The solve_multihit subroutine is a rather complicated function that tries to resolve whether the multi-hits are actual duplicates or biological duplicates. Notice that I'm passing the @gene_names and @gene_ids arrays to this function. This function will return the gene_id of the proper gene, if it was able to solve the discrepancy; or 0 if not. Simplified code for the sub can be found in the following link

https://codeshare.io/2EM8qN

THE ACTUAL QUESTION

You may have noticed that the

print STDERR "$id\tJ\tALERT CHECKSUM MULTI HIT\t(".join(",",@gene_names).")\n";

is both before and after the solve_multihit subroutine call... and the array seems to go empty after running the function, according to the STDERR:

BBOV_I005030    J   ALERT CHECKSUM MULTI-HIT    (XP_001609152.1,XP_001609157.1)
BBOV_I005030    J   ALERT CHECKSUM MULTI-HIT    ()
BBOV_I005040    J   ALERT CHECKSUM MULTI-HIT    (XP_001609156.1,XP_001609153.1)
BBOV_I005040    J   ALERT CHECKSUM MULTI-HIT    ()
BBOV_I005050    J   ALERT CHECKSUM MULTI-HIT    (XP_001609154.1,XP_001609155.1)
BBOV_I005050    J   ALERT CHECKSUM MULTI-HIT    ()
BBOV_I005060    J   ALERT CHECKSUM MULTI-HIT    (XP_001609154.1,XP_001609155.1)
BBOV_I005060    J   ALERT CHECKSUM MULTI-HIT    ()
BBOV_I005070    J   ALERT CHECKSUM MULTI-HIT    (XP_001609156.1,XP_001609153.1)
BBOV_I005070    J   ALERT CHECKSUM MULTI-HIT    ()
BBOV_I005080    J   ALERT CHECKSUM MULTI-HIT    (XP_001609152.1,XP_001609157.1)
BBOV_I005080    J   ALERT CHECKSUM MULTI-HIT    ()

Why would that happen? I'm pretty sure I could solve it by returning the arrays along with the results of the solve_multihit{} sub, but I wonder why would it go empty.

PS: The J in the report is just a case-scenario key code.


Solution

  • I can see two ways for your code to accomplish the data removal that it seems to be doing.

    The function arguments available in @_ are aliased to data passed to it.

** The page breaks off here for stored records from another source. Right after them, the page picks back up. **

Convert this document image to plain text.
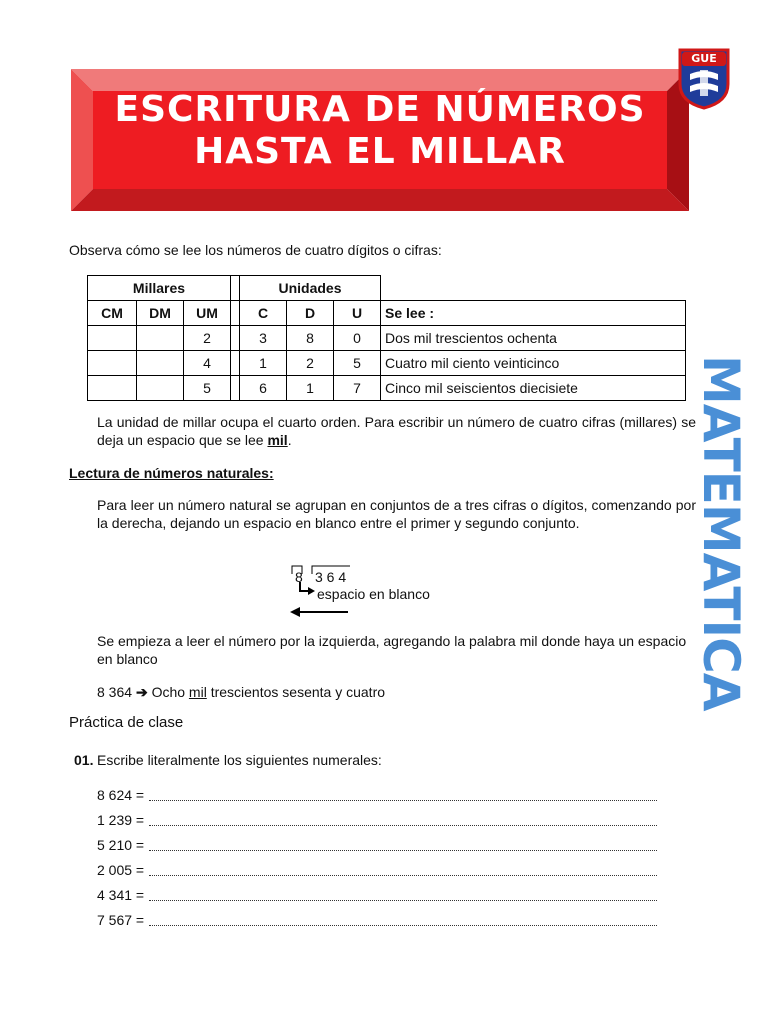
ESCRITURA DE NÚMEROS
HASTA EL MILLAR
GUE
MATEMATICA
Observa cómo se lee los números de cuatro dígitos o cifras:
Millares				Unidades			
CM	DM	UM		C	D	U	Se lee :
		2		3	8	0	Dos mil trescientos ochenta
		4		1	2	5	Cuatro mil ciento veinticinco
		5		6	1	7	Cinco mil seiscientos diecisiete
La unidad de millar ocupa el cuarto orden. Para escribir un número de cuatro cifras (millares) se deja un espacio que se lee mil.
Lectura de números naturales:
Para leer un número natural se agrupan en conjuntos de a tres cifras o dígitos, comenzando por la derecha, dejando un espacio en blanco entre el primer y segundo conjunto.
8 3 6 4
espacio en blanco
Se empieza a leer el número por la izquierda, agregando la palabra mil donde haya un espacio en blanco
8 364 ➔ Ocho mil trescientos sesenta y cuatro
Práctica de clase
01. Escribe literalmente los siguientes numerales:
8 624 =
1 239 =
5 210 =
2 005 =
4 341 =
7 567 =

So if you change @_ itself (or its elements) you change the data outside of the function.

    More likely, as you are passing by reference, your sub probably works directly with it

    sub ff {
        my ($rary) = @_;
        @$rary = ();
    }
    
    my @data = 1..4;
    
    ff(\@data);
    
    say for @data;  # empty
    

    If your processing needs to change the array it works with then make a local copy first

    sub ff { 
        my ($rary) = @_;
        my @local_ary = @$ary;
        # now changes to @local_ary do not affect @data in the caller
    }
    

    This is generally safer, while it does introduce a data copy which doesn't happen when working with the reference.

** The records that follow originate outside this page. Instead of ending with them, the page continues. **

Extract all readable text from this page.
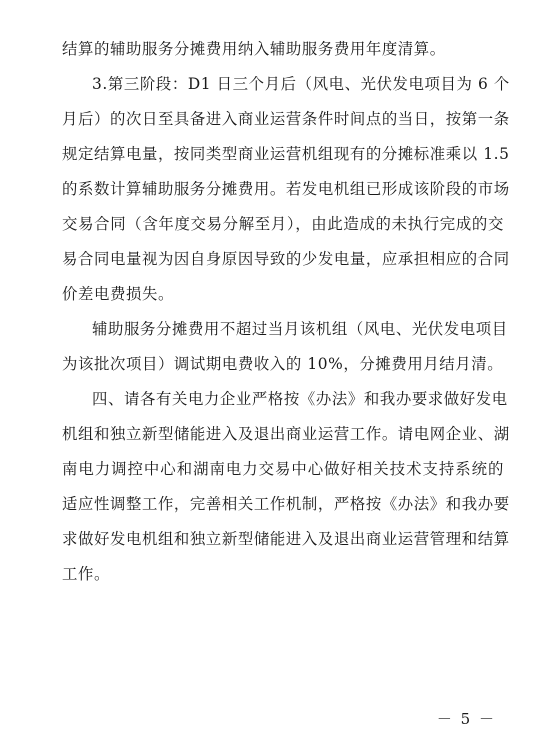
结算的辅助服务分摊费用纳入辅助服务费用年度清算。
3.第三阶段：D1 日三个月后（风电、光伏发电项目为 6 个
月后）的次日至具备进入商业运营条件时间点的当日，按第一条
规定结算电量，按同类型商业运营机组现有的分摊标准乘以 1.5
的系数计算辅助服务分摊费用。若发电机组已形成该阶段的市场
交易合同（含年度交易分解至月），由此造成的未执行完成的交
易合同电量视为因自身原因导致的少发电量，应承担相应的合同
价差电费损失。
辅助服务分摊费用不超过当月该机组（风电、光伏发电项目
为该批次项目）调试期电费收入的 10%，分摊费用月结月清。
四、请各有关电力企业严格按《办法》和我办要求做好发电
机组和独立新型储能进入及退出商业运营工作。请电网企业、湖
南电力调控中心和湖南电力交易中心做好相关技术支持系统的
适应性调整工作，完善相关工作机制，严格按《办法》和我办要
求做好发电机组和独立新型储能进入及退出商业运营管理和结算
工作。
－ 5 －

    The edit together with ikegami's answer clears this up: splice is destructive to the array it works with and here by curious syntax it's fed an anonymous array formed out of a dereferenced @_ argument, whereby it changes the data in the caller.

    There is no reason for splice in what you do. Its purpose is to change the array.

    Instead, use arrayrefs that are passed to the sub

    sub solve_multihit {
        my ($id, $gene_names, $gene_ids, ...) = @_;
        foreach my $name (@$gene_names) {
            ...
        }
        ...
    }
    

    or make a local copy if you wish

    sub solve_multihit { 
        my $id = shift;
        my @gene_names = @{ shift @_ };
        ...
    }
    

    where my @gene_names is a lexical variable in this scope (the sub in your case ) and changes to it do not affect the one with the same name in the calling scope.